13 In a part of the reasons described as a "postscript" the Federal Magistrate made the following observations in [35]-[36]:
[35] After completing the above judgment, my attention was drawn by the Bank's solicitor to the judgment of Barrett J given on 5 June 2009 in Field v Jenolan Caves Resort Pty Ltd [2009] NSWSC 491. His Honour dismissed Mr Field's Supreme Court Administrative Law List proceeding against the Bank, and also refused to grant Mr Field leave to proceed against JCR in that proceeding. At [28] he concluded that summary dismissal was appropriate:
Because, first, the causes of action sought to be advanced by Mr Field's statement of claim are causes of action belonging exclusively to JCR and are in no sense available to Mr Field himself and, second, Mr Field has no authority or capacity to sue on behalf JCR, the statement of claim filed by Mr Field and by which he seeks declaratory and other relief must be regarded as disclosing no viable cause of action.
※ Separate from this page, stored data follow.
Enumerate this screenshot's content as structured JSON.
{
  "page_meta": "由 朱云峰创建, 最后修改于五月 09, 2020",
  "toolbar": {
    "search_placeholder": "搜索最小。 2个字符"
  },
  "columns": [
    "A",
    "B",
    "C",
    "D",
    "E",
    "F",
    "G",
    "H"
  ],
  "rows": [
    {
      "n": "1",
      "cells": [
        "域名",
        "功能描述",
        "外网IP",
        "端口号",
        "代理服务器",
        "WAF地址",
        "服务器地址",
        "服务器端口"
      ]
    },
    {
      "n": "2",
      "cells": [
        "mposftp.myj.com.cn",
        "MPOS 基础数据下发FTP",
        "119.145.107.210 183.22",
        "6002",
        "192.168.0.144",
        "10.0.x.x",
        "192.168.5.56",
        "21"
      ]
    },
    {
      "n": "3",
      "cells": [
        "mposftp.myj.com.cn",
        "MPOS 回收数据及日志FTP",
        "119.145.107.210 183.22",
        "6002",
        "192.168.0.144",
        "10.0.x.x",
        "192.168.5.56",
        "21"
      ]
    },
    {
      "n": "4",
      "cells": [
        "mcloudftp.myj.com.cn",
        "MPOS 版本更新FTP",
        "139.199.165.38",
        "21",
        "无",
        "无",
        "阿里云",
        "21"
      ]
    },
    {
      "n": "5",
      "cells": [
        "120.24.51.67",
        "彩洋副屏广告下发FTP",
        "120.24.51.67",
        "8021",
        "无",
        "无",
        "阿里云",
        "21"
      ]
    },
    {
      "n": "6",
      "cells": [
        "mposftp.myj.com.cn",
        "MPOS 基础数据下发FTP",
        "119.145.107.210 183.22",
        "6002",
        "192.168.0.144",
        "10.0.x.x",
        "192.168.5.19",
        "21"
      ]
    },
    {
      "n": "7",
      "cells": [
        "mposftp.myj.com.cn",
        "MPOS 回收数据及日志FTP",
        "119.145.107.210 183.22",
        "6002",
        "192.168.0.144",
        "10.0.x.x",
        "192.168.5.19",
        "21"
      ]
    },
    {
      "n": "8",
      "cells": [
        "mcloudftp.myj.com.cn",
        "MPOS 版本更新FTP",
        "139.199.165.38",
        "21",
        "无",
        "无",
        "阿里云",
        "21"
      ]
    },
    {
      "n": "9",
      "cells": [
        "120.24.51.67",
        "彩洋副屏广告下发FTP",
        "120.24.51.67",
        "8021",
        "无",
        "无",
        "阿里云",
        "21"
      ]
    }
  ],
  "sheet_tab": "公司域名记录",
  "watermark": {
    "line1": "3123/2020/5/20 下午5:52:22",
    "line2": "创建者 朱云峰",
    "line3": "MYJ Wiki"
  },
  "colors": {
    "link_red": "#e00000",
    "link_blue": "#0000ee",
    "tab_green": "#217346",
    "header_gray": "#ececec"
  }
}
The appropriate course is therefore the first for which St George contends, namely, that the Administrative Law List proceedings as a whole be dismissed as against St George.
[36] The evidence before me made no mention of the interlocutory applications which were addressed by Barrett J, and their hearing on 26 May 2009 occurred subsequent to the hearing of the present petition. In my opinion, the orders and reasons of Barrett J support the opinions I have explained above as to the lack of prospects attending both the Supreme Court and Federal Court proceedings.